[Footnote 1: Vita di Dante. Milan, 1823, pp. 29, 30.]
[Footnote 2: Vita di Dante, p. 69.]
[Footnote 3: For vita nova in the sense of early life, see Purgatory, xxx. 115, with the comments of Landino and Benvenuto da Imola; and for eta novella in a similar sense, see Canzone xviii. st. 6. Fraticelli, who supports this interpretation, gives these with other examples, but none more to the point. Mr.
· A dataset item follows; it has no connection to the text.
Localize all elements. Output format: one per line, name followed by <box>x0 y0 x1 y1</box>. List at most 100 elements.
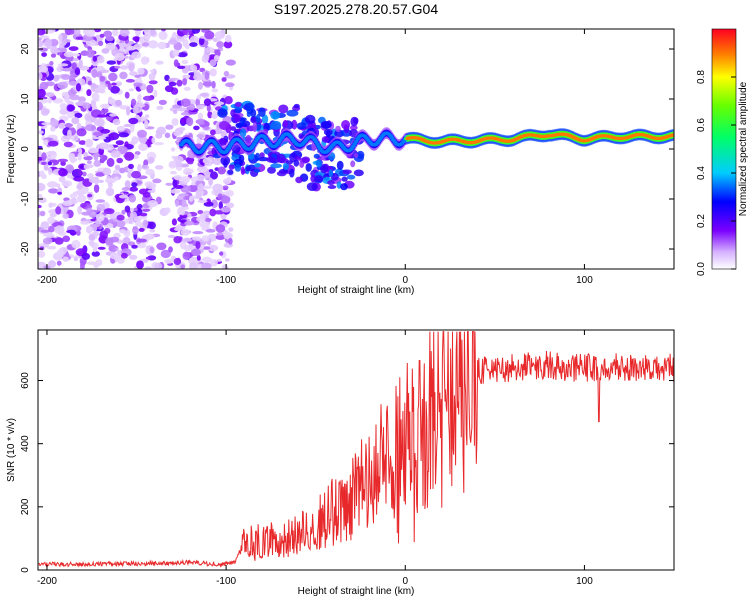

Joseph Carrow, who had a translation into English of the Vita Nuova, printed at Florence in 1840, entitles his book “The Early Life of Dante Allighieri.” But as giving probability to the meaning to which we incline, see Canzone x. st. 5.
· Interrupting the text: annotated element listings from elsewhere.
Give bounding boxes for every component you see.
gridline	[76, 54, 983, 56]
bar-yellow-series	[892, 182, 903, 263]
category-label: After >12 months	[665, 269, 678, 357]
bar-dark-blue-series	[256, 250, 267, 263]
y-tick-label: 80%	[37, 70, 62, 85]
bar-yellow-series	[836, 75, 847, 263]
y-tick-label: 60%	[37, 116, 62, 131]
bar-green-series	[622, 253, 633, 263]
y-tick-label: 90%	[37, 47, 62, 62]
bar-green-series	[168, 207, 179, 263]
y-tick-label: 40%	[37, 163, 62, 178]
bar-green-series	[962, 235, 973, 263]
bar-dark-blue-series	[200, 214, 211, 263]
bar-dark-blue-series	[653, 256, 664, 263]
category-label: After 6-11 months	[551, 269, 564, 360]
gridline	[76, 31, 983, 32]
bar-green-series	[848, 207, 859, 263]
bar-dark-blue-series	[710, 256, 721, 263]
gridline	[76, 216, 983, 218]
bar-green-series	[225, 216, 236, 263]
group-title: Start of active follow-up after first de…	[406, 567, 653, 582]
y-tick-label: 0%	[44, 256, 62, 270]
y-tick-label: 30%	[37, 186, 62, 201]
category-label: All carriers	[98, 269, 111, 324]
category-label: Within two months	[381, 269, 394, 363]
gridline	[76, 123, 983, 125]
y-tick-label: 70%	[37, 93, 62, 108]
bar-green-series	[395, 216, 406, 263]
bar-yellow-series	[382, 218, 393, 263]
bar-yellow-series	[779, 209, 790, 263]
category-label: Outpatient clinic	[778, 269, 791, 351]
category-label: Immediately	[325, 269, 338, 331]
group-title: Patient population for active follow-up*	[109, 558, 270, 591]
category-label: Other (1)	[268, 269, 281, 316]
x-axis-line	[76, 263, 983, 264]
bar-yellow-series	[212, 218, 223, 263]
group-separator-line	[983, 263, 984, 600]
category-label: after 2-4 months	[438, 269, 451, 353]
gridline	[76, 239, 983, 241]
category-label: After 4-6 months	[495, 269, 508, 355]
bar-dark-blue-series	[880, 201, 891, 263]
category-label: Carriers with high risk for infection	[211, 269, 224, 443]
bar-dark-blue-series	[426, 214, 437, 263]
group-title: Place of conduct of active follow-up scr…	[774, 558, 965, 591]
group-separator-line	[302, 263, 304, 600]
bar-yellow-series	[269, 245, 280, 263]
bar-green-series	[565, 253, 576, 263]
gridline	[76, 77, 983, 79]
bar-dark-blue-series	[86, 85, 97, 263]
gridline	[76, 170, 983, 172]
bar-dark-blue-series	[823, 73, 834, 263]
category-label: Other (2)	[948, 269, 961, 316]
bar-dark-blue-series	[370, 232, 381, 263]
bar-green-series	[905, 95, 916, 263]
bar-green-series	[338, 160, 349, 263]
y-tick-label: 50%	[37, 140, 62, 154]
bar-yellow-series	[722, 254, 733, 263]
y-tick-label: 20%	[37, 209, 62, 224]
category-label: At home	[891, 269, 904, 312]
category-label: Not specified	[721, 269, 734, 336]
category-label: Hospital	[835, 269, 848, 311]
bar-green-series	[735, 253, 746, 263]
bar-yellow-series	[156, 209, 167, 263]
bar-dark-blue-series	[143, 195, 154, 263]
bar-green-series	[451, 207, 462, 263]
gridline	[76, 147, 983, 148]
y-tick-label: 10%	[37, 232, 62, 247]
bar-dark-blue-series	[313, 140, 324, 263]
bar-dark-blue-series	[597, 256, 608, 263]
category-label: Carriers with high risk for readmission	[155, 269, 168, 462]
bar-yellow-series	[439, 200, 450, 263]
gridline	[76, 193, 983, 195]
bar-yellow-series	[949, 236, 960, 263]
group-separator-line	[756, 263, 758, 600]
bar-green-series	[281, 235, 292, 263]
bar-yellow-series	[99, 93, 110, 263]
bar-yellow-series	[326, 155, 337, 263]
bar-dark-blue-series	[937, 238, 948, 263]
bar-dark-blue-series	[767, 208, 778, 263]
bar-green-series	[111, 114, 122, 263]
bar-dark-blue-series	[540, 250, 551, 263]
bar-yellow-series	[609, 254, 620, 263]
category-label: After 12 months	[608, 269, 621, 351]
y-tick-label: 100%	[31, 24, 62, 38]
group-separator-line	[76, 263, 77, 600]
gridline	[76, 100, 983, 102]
“Lo giorno che costei nel mondo
venne,
Secondo che si trova
Nel libro della mente che vien meno,
La mia persona parvola sostenne
Una passion nova.”
That day when she unto the world attained,
As is found written true
Within the book of my now sinking soul,
Then by my childish nature was sustained
A passion new.
In referring to Dante’s Minor Poems, we shall refer to them as they stand in the first volume of Fraticelli’s edition of the Opere Minore al Dante, Firenze, 1834. There is great need of a careful, critical edition of the Canzoniere of Dante, in which poems falsely ascribed to him should no longer hold place among the genuine. But there is little hope for this from Italy; for the race of Italian commentators on Dante is, as a whole, more frivolous, more impertinent, and duller, than that of English commentators on Shakespeare.]